Because, for me, the key factor for making that decision, and I intend to stick to it, is in 2021 we will be expecting schools to be right in the middle of their preparation for the introduction of the new curriculum—
Okay, so it's the timing.
Yes, for me.
So, later on, maybe when this is embedded—
I think there could well be a different decision at a later date, but at 2021 this is not the right time to do it. Can I just say? In terms of creativity, Wales is seen as an exemplar by the OECD, especially our partnership with the Arts Council of Wales and creative learning through the arts.
I get that. That's why I don't understand why we're not actually going for it and showing how good we are through the PISA. But, I understand.
There could well be a different decision, but for 2021 we're asking enough of people at the moment and this would be an unnecessary addition to cope with. I just don't think that that should be seen as us running away from it because we're worried about a lack of creativity in our education system. The very opposite is true. We are seen as exemplars by the OECD and some of the work that's been going on with creative learning through the schools is now being shared internationally.
So, you'll think about it for the next round of PISA.
Oh gosh, that shows that Siân thinks that I'll be here to make that decision. [Laughter.] That's very encouraging indeed. [Laughter.]
One very quick technical point, Chair. We have not opted out of this. Countries were offered if they wished to take the invite to come into it, and a number of countries across the world are yet to make their decision on this.
Okay, thank you. Janet, you've got a question on physical activity.
Can you give a guarantee that all children and young people, where appropriate, will take part in physical activity under the new curriculum for Wales? Also, how much time per week will the Government expect children and young people to spend undertaking physical activity?
Yes, all children will be given that opportunity, because if they are not then that school would be in breach of the expectations that will be set out in statute.
How will you monitor it?
Again, Janet, I don't go around monitoring schools now.
No, but through the systems and mechanisms in place.
Well, of course. As we've just said—
How will you ensure that every child has that opportunity?

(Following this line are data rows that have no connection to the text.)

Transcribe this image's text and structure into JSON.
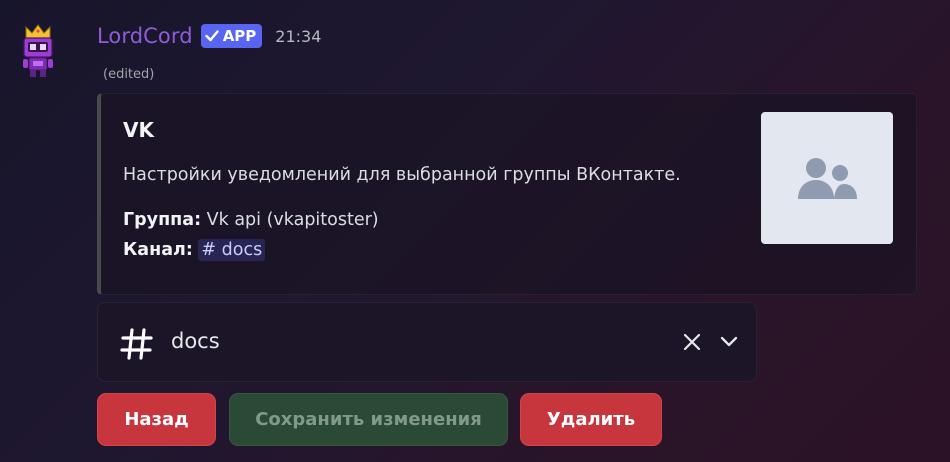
{
  "message": {
    "username": "LordCord",
    "app_badge": "APP",
    "timestamp": "21:34",
    "edited": "(edited)"
  },
  "embed": {
    "title": "VK",
    "description": "Настройки уведомлений для выбранной группы ВКонтакте.",
    "fields": [
      {
        "name": "Группа:",
        "value": "Vk api (vkapitoster)"
      },
      {
        "name": "Канал:",
        "value": "# docs"
      }
    ],
    "thumbnail_icon": "group-users-icon"
  },
  "channel_select": {
    "value": "docs",
    "icon": "hash-icon"
  },
  "buttons": {
    "back": "Назад",
    "save": "Сохранить изменения",
    "delete": "Удалить"
  },
  "colors": {
    "username": "#8f5cd6",
    "badge": "#5865f2",
    "danger": "#c8363d",
    "success_disabled": "#2a4a35"
  }
}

Well, as we've just said, ultimately, we are not getting rid of our school improvement services and regional consortia, nor are we getting rid of Estyn. So, one would expect the quality of the curriculum to be a key consideration of any visit that Estyn would make to a school.
Okay, thank you. Suzy, you've got a question on early years.
Yes. To what extent will the new curriculum allow for the continuity of the way that the foundation phase is taught? Will there be any significant differences and have the early years professionals been involved in the development of the curriculum to date?
Yes, early years professionals have been involved in the curriculum to date. One of the advantages, I think, of the new curriculum is to take the pedagogical principles that underpin our approach to early years education actually further into children's educational journey. I'm sure, Suzy, that you've had conversations that—. We have a certain pedagogical approach until the age of seven, and then all of a sudden, at seven, it's like, 'Forget all of that now. Sit down, pick up your pen and do this.' That's been really uncomfortable for many practitioners in our primary sector. So, actually, yes, statutory and non-statutory provision have been involved in the development of the curriculum because, of course, some of this is going to be delivered in the non-statutory sector. I'm very welcoming and supportive of that, but those pedagogical principles will now be available throughout that child's educational journey, rather than the false divide we've got at the moment.
So, aside from the purposes and the AoLEs, the type of teaching is unlikely to change in the foundation phase settings.
Okay. The other end of the scale now: you report that one of the themes of the feedback from further education has been the need to ensure that the transition to post-16 education is supported so that the systems don't just clash against each other. How are you working on the sector at the moment to make sure that there's a decent dovetail?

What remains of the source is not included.